Weil es immer wieder möglich ist, dass Schüler mit der Beurteilung von Altersgenossen doch überfordert sind, haben die kriminalpädagogischen Projekte vor allem ein Problem: Man weiß noch nicht genau, was ihnen zuzutrauen ist – oder, wie es Alex aus Ingolstadt bedauernd sagt: „Wir machen ja meistens nur ganz leichte Fälle.“ Und solange es im Wesentlichen dabei bleibt, dass jemand wegen einer Beleidigung 300 nette Wörter aufschreiben muss, ist das zwar ein ganz zauberhafter Beweis jugendlicher Fantasie. Aber braucht man dafür wirklich das ganze Drumherum?
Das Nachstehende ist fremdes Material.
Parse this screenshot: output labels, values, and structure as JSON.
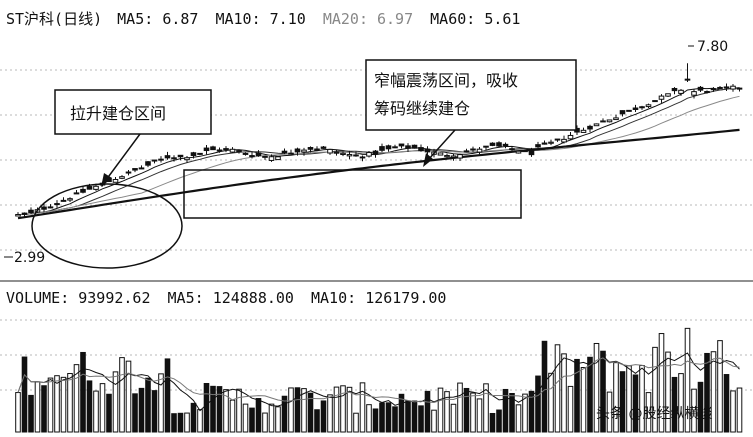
{
  "chart_data": [
    {
      "type": "candlestick",
      "title": "ST沪科(日线)",
      "legend": [
        {
          "label": "MA5",
          "value": "6.87",
          "color": "#111111"
        },
        {
          "label": "MA10",
          "value": "7.10",
          "color": "#111111"
        },
        {
          "label": "MA20",
          "value": "6.97",
          "color": "#888888"
        },
        {
          "label": "MA60",
          "value": "5.61",
          "color": "#111111"
        }
      ],
      "ylim": [
        1.2,
        8.6
      ],
      "annotations": {
        "high_label": "7.80",
        "low_label": "2.99",
        "callout_left": "拉升建仓区间",
        "callout_right_line1": "窄幅震荡区间，吸收",
        "callout_right_line2": "筹码继续建仓"
      },
      "candles_shown": 112,
      "high": 7.8,
      "low": 2.99
    },
    {
      "type": "bar",
      "title": "VOLUME",
      "legend": [
        {
          "label": "VOLUME",
          "value": "93992.62"
        },
        {
          "label": "MA5",
          "value": "124888.00"
        },
        {
          "label": "MA10",
          "value": "126179.00"
        }
      ],
      "ylim": [
        0,
        220000
      ],
      "bars_shown": 112
    }
  ],
  "watermark": "头条 @股经纵横谈"
}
Strafrechtler Heinz Schöch gibt angesichts seiner bisherigen Beobachtungen zu bedenken, dass die Schwere eines Falles dem Aufwand, ein Gremium zu bilden, entsprechen solle. Anders gesagt: Ein Projekt für Bonbonklau lohnt sich nicht. Deshalb sollte seiner Meinung nach „das Deliktspektrum erweitert“ und sollten mehr Wiederholungstäter einbezogen werden. Wenn die Idee, dass Jugendliche einen anderen pädagogischen Zugang zu Gleichaltrigen haben als Erwachsene, tatsächlich im Sinne eines innovativen Seitenpfads zum Jugendstrafrecht ausgebaut werden soll, dann muss man ihnen noch mehr zutrauen. Sonst bleibt womöglich wenig mehr als eine Art Klassensprechertribunal für Schwarzfahrer.